On the first play of team drills, Gary Baxter nearly picked off a deep pass.
Usually, the miss would have gone unnoticed. But yesterday, it dropped jaws.
Playing free safety for the first time in two years, Baxter rapidly covered 25 yards - going from the middle of the field at the 40-yard line to the sideline at the 15 - to run down an open receiver. Baxter, a starting cornerback for the Ravens last year, broke up the pass and would've made an interception if he hadn't avoided a collision in the non-contact workout.
"If he could play every deep ball like he played that one," defensive coordinator Mike Nolan said, "he will be safety every week."
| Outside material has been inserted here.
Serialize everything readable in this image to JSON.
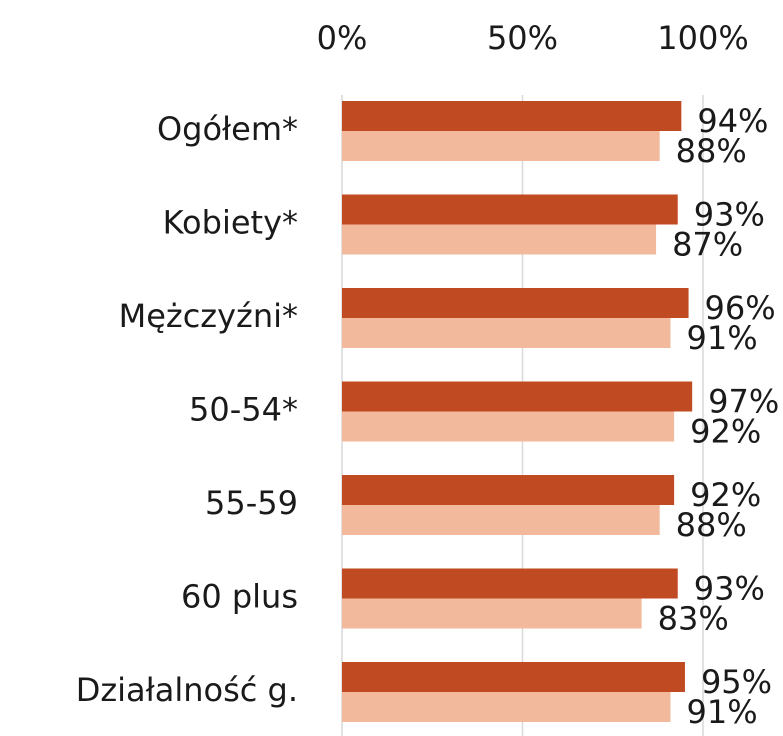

Opening another weeklong passing camp at their Owings Mills complex, the Ravens used a different look to help solve a battle in their secondary, moving Baxter to safety and shifting Corey Fuller back to cornerback. It was only two weeks ago when Fuller logged time at safety and Baxter stayed at cornerback.
Although both Baxter and Fuller would prefer to start at corner, the Ravens will likely keep one there and move the other to free safety.
It originally appeared the Ravens would stick with Baxter at cornerback. But if Baxter continues his outstanding play at safety, he could make the decision easy for the Ravens and hard on himself.
"I don't want people to get too comfortable and think, `Well, now he really is a safety,' " said Baxter, who's in his third year.
"I like safety and I love cornerback. But I love being a football player. If you're just a football player, you'll play wherever. My goal is to make plays. That's all that counts."
In his first year as a starter last season, Baxter was growing into the cornerback position and had his best game in the season finale at Pittsburgh. Matched up primarily against Plaxico Burress, Baxter held the Steelers' second-leading receiver to three catches for 52 yards, with help from safeties and linebackers.
He finished with 20 pass breakups and one interception, and ranked second on the team with 90 tackles.
"I love to compete one-on-one," Baxter said. "I love to have that pressure on me. My mentality is being a cornerback."
The Ravens will keep Baxter at safety for this camp but are planning to rotate him and Fuller at both positions on a daily basis during next week's full-team veterans camp.
"I'm playing with the scenarios to get them on tape and evaluate them," secondary coach Donnie Henderson said.
The final decision may not come until midway through training camp, which opens July 28.
"I think we'll know what direction we're heading in by then, but that's not to say you won't see them work at other positions a little bit just to keep them tuned," Nolan said. "What I would not like is if it's 50-50. That's not a good split. If it's [an] 80-20 type thing, that's not a bad deal."
In his first full-time action at safety, Baxter had perhaps his best day of the offseason yesterday.
He followed up that first play by going over the back of receiver Chisom Opara to knock away a throw. Baxter, a former second-round pick, then made a break over the middle and knocked away a pass from quarterback Kyle Boller.
"The first day went real smooth," strong safety Ed Reed said of Baxter. "We didn't make any errors back there. The longer you play with somebody, the better that you get."
Baxter's progression suits Fuller just fine. The nine-year veteran has primarily played cornerback his entire career, and last year with the Browns he showed he can still play the position.
In Week 15, he held Colts receiver Marvin Harrison to an inconsequential three catches in the first half. By the second half, Indianapolis moved Harrison away from Fuller's physical play and lined him up across from Cleveland's Anthony Henry.
"I feel more comfortable at cornerback than safety," Fuller said. "But I'm willing to learn safety and learn how to play it at however high I can go with this ability I've got left after all these bruising years I've been in this business."
Baxter said the competition has brought no animosity between him and Fuller. According to Baxter, Fuller came up to him this offseason and said he would play wherever it made Baxter feel comfortable.
"That speaks a lot about our character and how our relationship is," Baxter said. "From a scale of 1 to 10, our relationship is a 20.
"Either way it goes down, our main goal is to be the best secondary in the NFL. We have the potential to. We're not going to let this be anything to slow the secondary or this team down."
NOTES: Defensive end Michael McCrary is attending to personal business and is scheduled to meet with general manager Ozzie Newsome next week. The Ravens are expected to place the 10-year veteran on the retired-reserve list at that time. ... The first scuffle of the offseason occurred yesterday, when defensive end Jarret Johnson and tight end Lamar Hill exchanged words and then shoves. Teammates separated the two players. ... The only players to miss the start of the voluntary camp were wide receiver Frank Sanders, cornerback Chris McAlister and linebackers Ray Lewis and Peter Boulware.